While I have not had TV service for some two decades now, I do subscribe to Amazon Prime and they make available a lot of content, including their ‘made for TV’ series as Amazon moves to become a major movie studio.
One which caught my eye recently is the Harry Bosch series of detective thrillers, set in Los Angeles. The cinematography here appeals immediately, capturing that sun bleached look of the poorer parts of a city I love. Bosch, a somewhat dour and jaded Hollywood homicide cop, lives in a magnificent stilt house in the Hollywood Hills. You know, one of those due to become an insurance claim receivable when the Big One hits, for these Hills homes are perched on uprights which will be the first to go when tectonic plates commence shifting.

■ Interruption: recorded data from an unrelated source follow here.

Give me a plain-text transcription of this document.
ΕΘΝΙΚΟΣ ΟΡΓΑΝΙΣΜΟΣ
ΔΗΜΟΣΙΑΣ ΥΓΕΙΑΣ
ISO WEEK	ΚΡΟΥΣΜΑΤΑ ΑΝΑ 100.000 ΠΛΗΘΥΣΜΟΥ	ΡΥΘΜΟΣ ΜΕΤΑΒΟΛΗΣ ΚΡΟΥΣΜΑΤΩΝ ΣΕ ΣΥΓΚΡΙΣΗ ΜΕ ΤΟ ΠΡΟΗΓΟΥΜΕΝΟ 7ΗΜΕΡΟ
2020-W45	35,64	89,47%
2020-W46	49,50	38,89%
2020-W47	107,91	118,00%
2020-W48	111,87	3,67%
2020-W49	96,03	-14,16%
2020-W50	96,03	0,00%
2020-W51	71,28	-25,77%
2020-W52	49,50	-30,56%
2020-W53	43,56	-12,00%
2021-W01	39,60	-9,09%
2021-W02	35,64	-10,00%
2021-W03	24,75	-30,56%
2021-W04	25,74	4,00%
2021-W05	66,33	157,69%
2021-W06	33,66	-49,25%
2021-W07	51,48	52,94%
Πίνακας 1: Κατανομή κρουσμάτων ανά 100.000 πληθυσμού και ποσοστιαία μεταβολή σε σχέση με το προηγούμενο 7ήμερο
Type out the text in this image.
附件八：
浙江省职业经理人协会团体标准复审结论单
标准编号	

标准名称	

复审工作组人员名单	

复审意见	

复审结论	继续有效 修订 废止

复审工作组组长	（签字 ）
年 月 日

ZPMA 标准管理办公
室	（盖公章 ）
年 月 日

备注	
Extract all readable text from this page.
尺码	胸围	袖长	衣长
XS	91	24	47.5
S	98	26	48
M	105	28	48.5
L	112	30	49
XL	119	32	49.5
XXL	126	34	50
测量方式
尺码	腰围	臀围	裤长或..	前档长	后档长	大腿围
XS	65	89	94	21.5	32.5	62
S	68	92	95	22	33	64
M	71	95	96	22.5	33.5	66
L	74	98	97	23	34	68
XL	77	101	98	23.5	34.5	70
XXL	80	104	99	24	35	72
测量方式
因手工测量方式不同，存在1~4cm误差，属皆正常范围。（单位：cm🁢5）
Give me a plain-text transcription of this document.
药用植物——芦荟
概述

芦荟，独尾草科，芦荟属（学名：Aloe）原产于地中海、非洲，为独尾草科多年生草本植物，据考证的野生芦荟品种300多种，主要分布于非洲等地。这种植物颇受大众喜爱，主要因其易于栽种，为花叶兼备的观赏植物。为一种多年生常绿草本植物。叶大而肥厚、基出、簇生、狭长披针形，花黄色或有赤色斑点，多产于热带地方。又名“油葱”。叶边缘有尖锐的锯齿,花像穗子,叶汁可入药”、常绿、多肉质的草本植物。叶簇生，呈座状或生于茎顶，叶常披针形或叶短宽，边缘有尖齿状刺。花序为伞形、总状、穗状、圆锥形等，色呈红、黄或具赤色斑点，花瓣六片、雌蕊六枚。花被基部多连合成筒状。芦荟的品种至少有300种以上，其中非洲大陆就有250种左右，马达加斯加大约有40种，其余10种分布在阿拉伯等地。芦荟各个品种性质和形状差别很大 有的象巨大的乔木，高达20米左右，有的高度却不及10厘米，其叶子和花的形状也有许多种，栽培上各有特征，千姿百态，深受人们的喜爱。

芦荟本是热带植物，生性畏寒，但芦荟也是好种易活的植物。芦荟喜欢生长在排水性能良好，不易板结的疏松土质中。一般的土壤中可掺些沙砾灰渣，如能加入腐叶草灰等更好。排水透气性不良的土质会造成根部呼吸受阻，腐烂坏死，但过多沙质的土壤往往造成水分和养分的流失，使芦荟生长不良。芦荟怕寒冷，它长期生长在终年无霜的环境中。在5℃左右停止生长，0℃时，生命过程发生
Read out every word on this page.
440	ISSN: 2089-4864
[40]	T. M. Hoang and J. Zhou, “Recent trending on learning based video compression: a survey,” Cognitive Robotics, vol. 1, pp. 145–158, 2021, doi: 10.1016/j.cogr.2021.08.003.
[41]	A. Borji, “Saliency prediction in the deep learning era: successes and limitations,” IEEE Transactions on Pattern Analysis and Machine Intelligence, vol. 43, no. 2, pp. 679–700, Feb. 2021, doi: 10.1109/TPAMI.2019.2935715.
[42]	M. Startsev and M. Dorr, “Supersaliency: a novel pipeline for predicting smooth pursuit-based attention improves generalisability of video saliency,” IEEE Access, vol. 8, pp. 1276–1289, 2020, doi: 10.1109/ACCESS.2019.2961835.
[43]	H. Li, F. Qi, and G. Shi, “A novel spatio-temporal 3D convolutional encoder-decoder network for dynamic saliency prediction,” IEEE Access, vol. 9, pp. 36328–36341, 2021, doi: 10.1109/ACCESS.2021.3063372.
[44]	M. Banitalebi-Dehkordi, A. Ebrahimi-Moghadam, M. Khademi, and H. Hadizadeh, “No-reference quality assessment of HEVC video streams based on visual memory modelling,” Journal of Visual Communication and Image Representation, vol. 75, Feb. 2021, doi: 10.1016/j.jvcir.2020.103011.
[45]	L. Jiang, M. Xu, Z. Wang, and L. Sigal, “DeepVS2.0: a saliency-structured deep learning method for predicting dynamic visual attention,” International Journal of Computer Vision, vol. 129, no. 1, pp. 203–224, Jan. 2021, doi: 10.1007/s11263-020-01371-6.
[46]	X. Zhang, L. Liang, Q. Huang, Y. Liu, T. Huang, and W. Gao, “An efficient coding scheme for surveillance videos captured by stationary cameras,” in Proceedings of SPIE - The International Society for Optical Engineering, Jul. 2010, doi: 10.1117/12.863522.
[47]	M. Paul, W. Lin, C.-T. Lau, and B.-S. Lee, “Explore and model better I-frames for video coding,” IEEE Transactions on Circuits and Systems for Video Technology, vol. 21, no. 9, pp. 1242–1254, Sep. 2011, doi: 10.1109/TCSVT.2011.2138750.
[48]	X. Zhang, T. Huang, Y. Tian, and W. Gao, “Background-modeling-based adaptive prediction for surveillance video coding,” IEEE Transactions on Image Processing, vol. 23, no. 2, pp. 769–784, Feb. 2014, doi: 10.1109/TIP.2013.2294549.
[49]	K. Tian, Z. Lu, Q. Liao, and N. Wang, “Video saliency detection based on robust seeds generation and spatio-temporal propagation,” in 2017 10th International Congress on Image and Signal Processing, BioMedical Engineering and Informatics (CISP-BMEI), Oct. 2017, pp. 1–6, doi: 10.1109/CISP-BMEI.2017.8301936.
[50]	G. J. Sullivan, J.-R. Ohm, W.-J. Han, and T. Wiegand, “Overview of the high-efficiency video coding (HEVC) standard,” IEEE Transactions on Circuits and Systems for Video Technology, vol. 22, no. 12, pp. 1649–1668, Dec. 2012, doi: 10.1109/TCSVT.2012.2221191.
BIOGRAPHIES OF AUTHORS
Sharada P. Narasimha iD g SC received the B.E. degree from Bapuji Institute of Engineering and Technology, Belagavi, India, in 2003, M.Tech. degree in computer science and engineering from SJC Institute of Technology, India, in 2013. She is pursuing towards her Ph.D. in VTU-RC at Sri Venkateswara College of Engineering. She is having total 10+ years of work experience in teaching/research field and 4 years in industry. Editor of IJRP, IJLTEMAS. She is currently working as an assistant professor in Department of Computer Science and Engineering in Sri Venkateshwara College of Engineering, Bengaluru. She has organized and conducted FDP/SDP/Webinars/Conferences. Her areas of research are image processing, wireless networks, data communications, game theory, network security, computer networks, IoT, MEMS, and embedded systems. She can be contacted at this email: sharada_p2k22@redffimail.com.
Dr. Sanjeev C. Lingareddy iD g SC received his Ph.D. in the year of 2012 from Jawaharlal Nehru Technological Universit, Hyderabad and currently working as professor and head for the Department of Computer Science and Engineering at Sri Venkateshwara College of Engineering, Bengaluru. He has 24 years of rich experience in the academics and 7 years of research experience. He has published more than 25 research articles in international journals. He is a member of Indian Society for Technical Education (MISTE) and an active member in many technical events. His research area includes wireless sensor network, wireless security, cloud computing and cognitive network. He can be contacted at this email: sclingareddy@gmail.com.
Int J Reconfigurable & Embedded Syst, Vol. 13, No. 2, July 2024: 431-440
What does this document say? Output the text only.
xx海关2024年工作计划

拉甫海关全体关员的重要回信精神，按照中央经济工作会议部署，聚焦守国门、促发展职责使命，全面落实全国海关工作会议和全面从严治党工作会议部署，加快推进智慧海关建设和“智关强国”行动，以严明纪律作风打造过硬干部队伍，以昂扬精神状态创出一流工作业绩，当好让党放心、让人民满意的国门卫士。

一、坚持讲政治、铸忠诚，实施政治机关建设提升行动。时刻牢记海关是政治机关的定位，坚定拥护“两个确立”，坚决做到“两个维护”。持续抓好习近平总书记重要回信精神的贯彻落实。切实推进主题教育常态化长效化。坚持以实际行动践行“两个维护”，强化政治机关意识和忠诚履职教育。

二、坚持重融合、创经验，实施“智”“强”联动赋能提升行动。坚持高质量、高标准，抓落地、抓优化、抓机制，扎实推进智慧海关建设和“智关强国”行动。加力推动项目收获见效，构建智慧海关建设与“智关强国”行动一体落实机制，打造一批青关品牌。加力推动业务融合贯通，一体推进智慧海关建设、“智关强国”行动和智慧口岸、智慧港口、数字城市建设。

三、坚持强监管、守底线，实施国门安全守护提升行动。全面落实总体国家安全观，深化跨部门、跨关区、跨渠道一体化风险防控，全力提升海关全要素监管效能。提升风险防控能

The story line, for no straight cop could afford this place on his salary, is that Bosch participated in the making of a cop movie – there’s a poster on his wall testifying to this – which rewarded him richly, affording him the magnificent home (1870 Blue Heights Dr, Los Angeles, CA 90069) along with some really cool vintage tube hi-fi hardware. The latter, sadly, is wasted on his preference for jazz, which is so much noise in my book, but each to his own. Here’s Harry in his pad:
This image, used in several episodes, immediately harkens back to the greatest modern architectural photograph of a Neutra inspired home, that of the Stahl house, taken by Julius Shulman:
The Stahl House.
If you like your detectives hard bitten, cynical and rule bending, with more than a dash of Philip Marlowe (and some of the complexity) thrown into the mix along with fine acting and cinematography, Harry Bosch is your man. The intense and splendidly named Titus Welliver is Bosch.